Prior to ROC Cardiac Epistry, there were no North American population-based registries for out-of-hospital cardiac arrests. Therefore there was a need for standardized data collection of out-of-hospital cardiac arrests in diverse geographic locations in order to identify the independent effects of prognostic or treatment factors accounting for variations in survival.

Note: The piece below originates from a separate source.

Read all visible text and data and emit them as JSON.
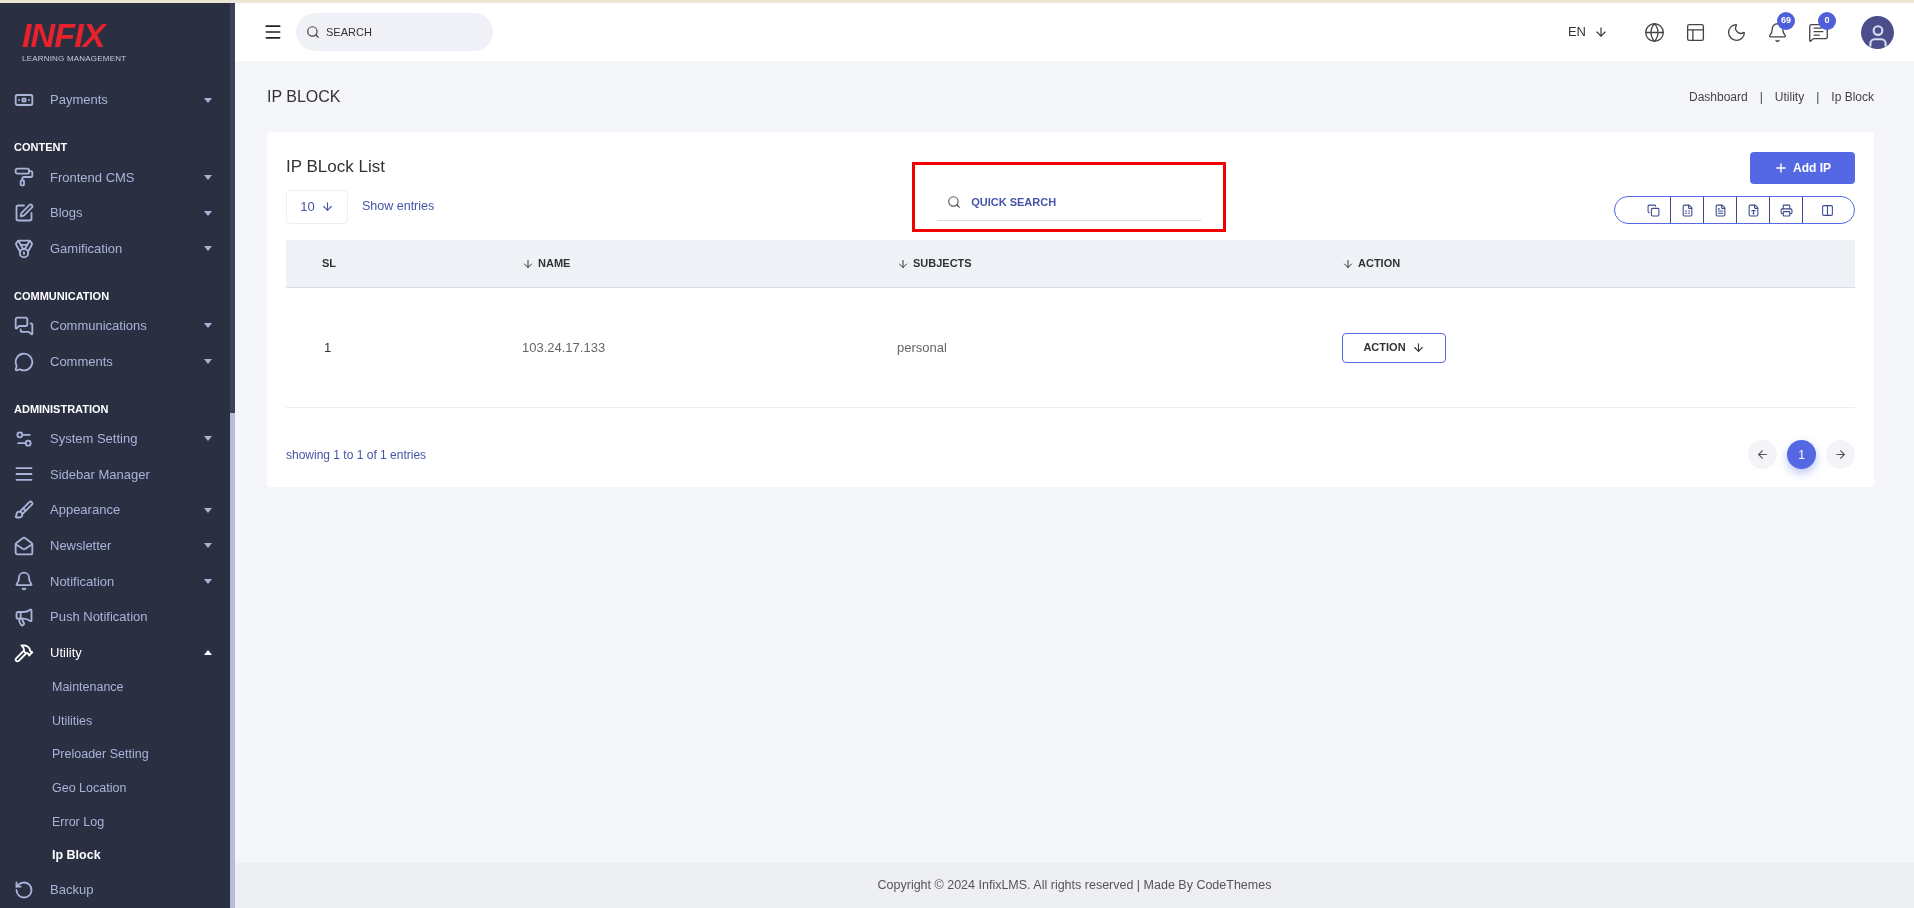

All individuals (regardless of age) in the ROC regions that experienced cardiac arrest outside of a hospital and were attended to by EMS were included in the registry. Cardiac arrest patients may have received attempts at external defibrillation (by lay responders or EMS personnel) or chest compressions by EMS. Pulseless patients that did not receive defibrillation attempts or CPR by EMS were also included. The registry included 120,306 cardiac arrest events from 264 EMS agencies transporting to 287 acute care hospitals from the following regional centers: Birmingham, Alabama; Dallas, Texas; Iowa City, Iowa; Milwaukee, Wisconsin; Pittsburgh, Pennsylvania; Portland, Oregon; San Diego, California; Seattle/King County, Washington; Ottawa, Ontario; Toronto, Ontario; and Vancouver, British Columbia.


ROC Epistry collected standardized data regarding episode-specific factors, patient demographics, clinical information, pre-hospital interventions and disposition, hospital information, and patient outcome for all out-of-hospital cardiac arrests in the ROC regions. Each ROC site had to ensure capture of all eligible cases within the EMS service areas. Out-of-hospital data were extracted from existing databases whenever possible and augmented with targeted review of EMS reports. Hospital data were abstracted directly from the hospital file in most cases. Alternative methods included linkage to death registries and obituaries if the death occurred within 30 days. Sites submitted data using a web-based interface or batch uploads. Patients were not contacted directly.

Morrison LJ, Nichol G, Rea TD, et al. Rationale, Development and Implementation of the Resuscitation Outcomes Consortium Epistry–Cardiac Arrest. Resuscitation. 2008;78(2):161-169. doi:10.1016/j.resuscitation.2008.02.020.